Идея этой книги настолько простая и счастливая, что возникает вопрос, почему она еще не реализована к 2006 году: составить максимально субъективную, отчетливо индивидуальную антологию, точнее, галерею поэтических шедевров ХХ века и сопроводить каждое из этих стихотворений небольшим эссе.

Писать о любимом легко и приятно. Впрочем, сразу проявляются трудности проекта.

ХХ век настолько грандиозен в русской поэзии, что малой кровью не обойтись. Пятьдесят пять стихотворений отобраны Вайлем, по его собственному признанию, не путем накопления, а жестким вычитанием. Меньше нельзя. И в эту выборку не попал, например, Арсений Тарковский.

Пятьдесят пять эссе о стихах, объединенные под одной обложкой, очень рискуют забуксовать, обнажить систему. С другой стороны, они образуют уровень разговора, неизбежно сопоставляемый с уровнем поэтического материала. Риск не удваивается, а возводится в квадрат, распространяется, если уместна геометрическая метафора, уже по двум осям.

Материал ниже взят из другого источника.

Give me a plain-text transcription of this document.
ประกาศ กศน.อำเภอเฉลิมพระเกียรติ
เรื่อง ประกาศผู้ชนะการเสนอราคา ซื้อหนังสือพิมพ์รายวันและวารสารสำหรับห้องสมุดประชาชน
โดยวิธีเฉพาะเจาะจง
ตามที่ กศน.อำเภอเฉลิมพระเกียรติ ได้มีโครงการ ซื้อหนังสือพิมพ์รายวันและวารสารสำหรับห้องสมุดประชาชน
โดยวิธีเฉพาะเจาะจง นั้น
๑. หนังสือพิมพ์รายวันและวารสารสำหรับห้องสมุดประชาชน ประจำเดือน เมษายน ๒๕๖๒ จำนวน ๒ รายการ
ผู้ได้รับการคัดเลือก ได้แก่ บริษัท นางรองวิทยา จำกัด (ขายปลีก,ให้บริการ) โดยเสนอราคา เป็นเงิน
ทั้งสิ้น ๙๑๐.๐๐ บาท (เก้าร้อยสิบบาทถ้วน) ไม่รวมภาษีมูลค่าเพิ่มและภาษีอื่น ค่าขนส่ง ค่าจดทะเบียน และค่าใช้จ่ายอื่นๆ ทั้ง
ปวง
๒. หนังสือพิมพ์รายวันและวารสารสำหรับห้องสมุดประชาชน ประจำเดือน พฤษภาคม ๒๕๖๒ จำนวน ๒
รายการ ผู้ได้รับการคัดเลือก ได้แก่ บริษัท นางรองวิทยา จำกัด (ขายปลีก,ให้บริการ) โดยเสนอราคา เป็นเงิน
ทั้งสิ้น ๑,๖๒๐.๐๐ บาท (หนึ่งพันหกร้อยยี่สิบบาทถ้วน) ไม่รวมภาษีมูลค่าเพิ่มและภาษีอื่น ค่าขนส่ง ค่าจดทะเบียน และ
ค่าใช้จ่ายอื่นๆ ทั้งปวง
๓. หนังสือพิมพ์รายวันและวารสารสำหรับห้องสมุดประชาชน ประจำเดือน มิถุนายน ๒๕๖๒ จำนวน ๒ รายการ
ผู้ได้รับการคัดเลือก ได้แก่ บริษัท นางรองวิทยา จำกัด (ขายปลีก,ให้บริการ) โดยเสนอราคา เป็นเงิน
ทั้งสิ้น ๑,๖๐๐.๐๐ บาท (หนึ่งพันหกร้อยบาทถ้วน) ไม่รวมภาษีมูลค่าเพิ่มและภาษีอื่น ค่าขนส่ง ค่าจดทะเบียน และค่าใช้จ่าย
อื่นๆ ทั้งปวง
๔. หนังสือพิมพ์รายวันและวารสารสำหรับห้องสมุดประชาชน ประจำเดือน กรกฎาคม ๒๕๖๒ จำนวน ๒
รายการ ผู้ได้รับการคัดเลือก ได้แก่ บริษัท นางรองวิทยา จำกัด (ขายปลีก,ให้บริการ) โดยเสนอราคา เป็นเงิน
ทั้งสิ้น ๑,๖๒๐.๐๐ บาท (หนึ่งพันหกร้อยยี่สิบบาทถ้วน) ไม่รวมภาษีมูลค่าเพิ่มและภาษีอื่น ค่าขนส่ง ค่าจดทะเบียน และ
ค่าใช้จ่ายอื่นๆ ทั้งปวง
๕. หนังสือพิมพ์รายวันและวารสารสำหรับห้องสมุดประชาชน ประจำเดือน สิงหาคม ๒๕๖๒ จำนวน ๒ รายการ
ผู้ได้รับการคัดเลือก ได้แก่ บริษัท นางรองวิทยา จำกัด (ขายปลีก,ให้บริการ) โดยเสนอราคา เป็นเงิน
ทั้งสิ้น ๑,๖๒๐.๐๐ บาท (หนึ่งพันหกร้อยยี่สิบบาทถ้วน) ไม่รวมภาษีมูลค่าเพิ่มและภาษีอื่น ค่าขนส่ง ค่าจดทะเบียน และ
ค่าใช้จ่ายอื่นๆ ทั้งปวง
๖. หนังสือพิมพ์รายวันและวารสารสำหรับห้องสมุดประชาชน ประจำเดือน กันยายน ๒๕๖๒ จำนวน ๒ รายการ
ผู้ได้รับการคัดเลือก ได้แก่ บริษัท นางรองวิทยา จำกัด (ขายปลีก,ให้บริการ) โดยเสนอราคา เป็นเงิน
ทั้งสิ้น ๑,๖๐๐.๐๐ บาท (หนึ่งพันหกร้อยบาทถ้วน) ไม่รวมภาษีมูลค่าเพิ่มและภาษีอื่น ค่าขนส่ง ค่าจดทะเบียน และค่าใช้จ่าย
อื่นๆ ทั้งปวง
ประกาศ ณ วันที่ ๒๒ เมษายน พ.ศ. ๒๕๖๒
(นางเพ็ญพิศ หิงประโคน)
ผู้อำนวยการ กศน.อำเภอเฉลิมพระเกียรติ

Надо писать очень хорошо и очень свободно. Открытие — это почти одно и то же. Чем случайней, тем вернее — не только слагаются, но и отзываются стихи. Петр Вайль доверяется интуиции и не ограничивает себя в своих откликах никак — ни объемом (от нескольких строк до десятка страниц), ни, по сути, жанром. То говорит о стихосложении, то о судьбе поэта, то об оказиях встречи со стихотворением, то о том, как стихотворение отражается в жизненном опыте самого Петра Вайля, то о детали, о месте действия, то — словно школьник — о теме. И с кажущимся простодушием эту тему полностью раскрывает, будь то алкоголь или куртуазность.

Свобода эссеиста завоевывается, как территория. И надо признать, что мало кто настолько легко менял регистры письма по-русски со времен Георгия Иванова и Георгия Адамовича. Петр Вайль, кстати, воздает им должное — Иванову, конечно, в первую очередь как поэту, но и как мемуаристу тоже.

Лично я начал “Стихи про меня” с 325-й страницы, со своего любимого Георгия Иванова. Есть такая легенда, что Набоков обдумывал создание своей антологии русской поэзии (правда, не только ХХ века, а вообще) и включил в нее три стихотворения Иванова. Слышал Вайль эту легенду или нет, но в свою антологию вставил ровно три ивановских стихотворения. И отозвался о них без малейшей развязности, настолько интонационно точно, что для меня это стало ключом к книге. Я вернулся к началу (“Среди миров” Анненского, попробуйте сказать что-то путное об этом абсолютном шедевре) и пересек вместе с Вайлем ХХ век. Мне понравилось это путешествие.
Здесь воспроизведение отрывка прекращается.